BRANSON, Mo. — Tomorrow will be the most important day of Janet Parker’s life as a bass pro.

If she does well on Thursday, the first day of the Bass Pro Shops Bassmaster Central Open’s season finale, she’ll be well on her way to being the first woman to qualify for the Bassmaster Elite Series.

To qualify is one thing. To turn Elite is another. Parker has already declared her intention to compete in the sport’s top tier of competition, against the sport’s best. If she gets the chance.

What she needs is enough poundage Thursday from Table Rock Lake to stay in the top five in Central Open points; right now she sits in the No. 2 spot. Alternately, she’d have to be brilliant on Friday, Day Two, to make up for a poor Day One. And hope that others at the top of the points list don’t fare as well. For when it shakes out on Saturday, only the top five in points will receive automatic invitations to join the Elite Series.

Parker means to be one of them.

She’s invested 10 days of practice on Table Rock over the past few weeks. She has spots, she has patterns, she has an arsenal of lures.

She has confidence. Wednesday, the eve of competition, she described her state of mind in an unusual way.

“I’m feeling froggy,” she said.

That’s a term she picked up when she raced motor bikes about eight years ago. It means, she explained, up to the challenge, optimistic, ready to jump.

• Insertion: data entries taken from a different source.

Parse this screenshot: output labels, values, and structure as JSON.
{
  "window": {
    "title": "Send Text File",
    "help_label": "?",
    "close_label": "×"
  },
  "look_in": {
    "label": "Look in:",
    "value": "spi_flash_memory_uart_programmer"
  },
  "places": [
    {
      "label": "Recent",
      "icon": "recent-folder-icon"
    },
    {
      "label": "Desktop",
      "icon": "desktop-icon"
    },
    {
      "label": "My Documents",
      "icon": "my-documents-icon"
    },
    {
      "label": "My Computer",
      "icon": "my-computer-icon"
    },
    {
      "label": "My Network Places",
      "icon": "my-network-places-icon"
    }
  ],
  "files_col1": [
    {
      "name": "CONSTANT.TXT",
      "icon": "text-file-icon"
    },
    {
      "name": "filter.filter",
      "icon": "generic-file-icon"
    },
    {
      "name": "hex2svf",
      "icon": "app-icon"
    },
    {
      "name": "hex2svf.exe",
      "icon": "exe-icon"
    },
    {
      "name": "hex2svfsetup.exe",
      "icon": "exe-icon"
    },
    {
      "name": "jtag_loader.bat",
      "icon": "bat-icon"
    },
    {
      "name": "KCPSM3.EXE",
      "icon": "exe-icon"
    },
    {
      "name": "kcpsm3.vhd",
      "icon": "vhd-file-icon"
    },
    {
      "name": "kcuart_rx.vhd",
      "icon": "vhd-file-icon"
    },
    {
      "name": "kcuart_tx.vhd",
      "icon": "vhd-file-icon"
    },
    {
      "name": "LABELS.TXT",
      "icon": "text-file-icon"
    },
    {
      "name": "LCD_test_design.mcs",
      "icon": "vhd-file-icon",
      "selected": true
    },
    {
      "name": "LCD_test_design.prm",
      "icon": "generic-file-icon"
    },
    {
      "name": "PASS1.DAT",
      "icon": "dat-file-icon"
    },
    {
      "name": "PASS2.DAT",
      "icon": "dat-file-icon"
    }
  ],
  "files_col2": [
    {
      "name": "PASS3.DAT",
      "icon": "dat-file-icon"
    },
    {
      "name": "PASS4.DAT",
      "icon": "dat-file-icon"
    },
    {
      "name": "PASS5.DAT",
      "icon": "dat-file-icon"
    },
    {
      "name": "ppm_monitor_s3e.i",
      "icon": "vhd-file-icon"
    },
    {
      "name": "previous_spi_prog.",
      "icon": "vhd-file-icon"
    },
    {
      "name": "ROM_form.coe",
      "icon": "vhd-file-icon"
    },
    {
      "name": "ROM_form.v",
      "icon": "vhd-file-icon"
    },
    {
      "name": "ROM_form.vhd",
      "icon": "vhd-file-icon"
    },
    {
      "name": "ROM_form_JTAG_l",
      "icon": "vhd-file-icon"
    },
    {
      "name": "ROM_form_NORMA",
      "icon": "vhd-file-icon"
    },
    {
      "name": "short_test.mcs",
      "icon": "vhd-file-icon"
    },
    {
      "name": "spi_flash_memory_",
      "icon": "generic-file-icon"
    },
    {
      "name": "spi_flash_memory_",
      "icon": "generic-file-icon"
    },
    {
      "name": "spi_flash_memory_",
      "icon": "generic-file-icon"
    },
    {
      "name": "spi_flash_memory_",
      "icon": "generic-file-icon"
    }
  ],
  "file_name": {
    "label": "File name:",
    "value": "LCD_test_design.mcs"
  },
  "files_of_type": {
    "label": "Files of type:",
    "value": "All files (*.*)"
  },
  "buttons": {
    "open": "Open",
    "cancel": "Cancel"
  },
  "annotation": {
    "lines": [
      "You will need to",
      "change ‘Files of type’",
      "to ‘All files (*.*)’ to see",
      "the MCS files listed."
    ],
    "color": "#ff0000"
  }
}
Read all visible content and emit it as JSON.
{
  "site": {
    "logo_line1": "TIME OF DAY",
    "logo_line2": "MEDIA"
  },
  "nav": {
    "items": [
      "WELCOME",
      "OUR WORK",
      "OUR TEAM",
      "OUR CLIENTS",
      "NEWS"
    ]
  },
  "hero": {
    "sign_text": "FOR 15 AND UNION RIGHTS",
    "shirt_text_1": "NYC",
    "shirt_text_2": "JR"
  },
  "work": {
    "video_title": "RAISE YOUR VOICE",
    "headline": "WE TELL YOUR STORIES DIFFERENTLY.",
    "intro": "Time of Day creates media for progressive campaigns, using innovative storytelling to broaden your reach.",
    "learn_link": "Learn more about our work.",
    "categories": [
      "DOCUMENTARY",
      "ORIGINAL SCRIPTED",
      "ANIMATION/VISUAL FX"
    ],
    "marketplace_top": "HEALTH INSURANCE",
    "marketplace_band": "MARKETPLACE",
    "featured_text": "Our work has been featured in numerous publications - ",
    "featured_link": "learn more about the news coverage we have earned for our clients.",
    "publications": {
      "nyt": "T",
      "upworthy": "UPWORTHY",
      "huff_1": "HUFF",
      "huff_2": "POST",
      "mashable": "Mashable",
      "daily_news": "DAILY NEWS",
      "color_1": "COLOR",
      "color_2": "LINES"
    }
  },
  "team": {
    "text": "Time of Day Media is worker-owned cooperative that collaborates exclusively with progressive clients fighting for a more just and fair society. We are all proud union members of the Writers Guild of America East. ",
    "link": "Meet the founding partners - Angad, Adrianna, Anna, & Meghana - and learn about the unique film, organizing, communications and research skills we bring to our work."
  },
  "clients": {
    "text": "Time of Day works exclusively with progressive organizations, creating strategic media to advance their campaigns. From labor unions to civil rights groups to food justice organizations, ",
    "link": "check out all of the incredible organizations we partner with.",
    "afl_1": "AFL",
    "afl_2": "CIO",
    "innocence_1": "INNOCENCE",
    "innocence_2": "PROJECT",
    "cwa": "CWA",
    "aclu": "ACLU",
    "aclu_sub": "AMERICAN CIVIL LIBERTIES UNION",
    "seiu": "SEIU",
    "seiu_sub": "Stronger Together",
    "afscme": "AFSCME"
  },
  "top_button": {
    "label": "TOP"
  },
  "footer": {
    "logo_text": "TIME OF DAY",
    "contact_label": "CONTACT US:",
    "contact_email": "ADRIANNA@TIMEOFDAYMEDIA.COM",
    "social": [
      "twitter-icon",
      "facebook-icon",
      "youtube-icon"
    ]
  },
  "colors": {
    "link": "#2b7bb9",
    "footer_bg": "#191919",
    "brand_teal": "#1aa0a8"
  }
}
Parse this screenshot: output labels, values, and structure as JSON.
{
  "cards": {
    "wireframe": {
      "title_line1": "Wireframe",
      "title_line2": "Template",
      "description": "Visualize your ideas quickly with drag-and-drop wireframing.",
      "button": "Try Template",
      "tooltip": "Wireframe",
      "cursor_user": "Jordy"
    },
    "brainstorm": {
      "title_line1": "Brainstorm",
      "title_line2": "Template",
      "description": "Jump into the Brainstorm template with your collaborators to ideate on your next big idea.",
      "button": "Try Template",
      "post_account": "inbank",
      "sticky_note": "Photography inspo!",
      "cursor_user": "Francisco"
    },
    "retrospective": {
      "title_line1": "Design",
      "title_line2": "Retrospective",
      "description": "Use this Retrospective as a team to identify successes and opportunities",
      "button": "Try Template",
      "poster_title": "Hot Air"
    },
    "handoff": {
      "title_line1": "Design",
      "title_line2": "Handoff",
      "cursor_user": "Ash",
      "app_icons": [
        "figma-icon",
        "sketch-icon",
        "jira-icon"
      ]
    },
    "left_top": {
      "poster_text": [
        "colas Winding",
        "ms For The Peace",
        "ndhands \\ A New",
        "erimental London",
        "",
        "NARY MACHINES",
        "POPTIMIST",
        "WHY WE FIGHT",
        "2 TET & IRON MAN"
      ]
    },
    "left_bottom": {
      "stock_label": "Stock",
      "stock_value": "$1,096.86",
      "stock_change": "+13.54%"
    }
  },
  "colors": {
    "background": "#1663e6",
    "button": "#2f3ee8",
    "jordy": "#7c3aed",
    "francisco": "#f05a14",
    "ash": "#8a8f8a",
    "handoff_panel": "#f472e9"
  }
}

The wild card for her is Table Rock’s rapidly changing conditions. Less than a week ago, the area was enjoying Indian Summer. Table Rock water was in the mid-70s. But the weather turned late Monday. Ice-cold rain covered the area Monday night and Tuesday morning. The water temperature dropped to the low 60s. The air temp was barely above freezing on Wednesday morning, Parker’s final practice session. (She usually takes Wednesday to organize her tackle, run errands and get her mind set for competition.)

“The shad are behaving differently than what I saw earlier,” she said Wednesday. Like any pro, she stays tuned to what bass are eating to better predict how she can find and catch them.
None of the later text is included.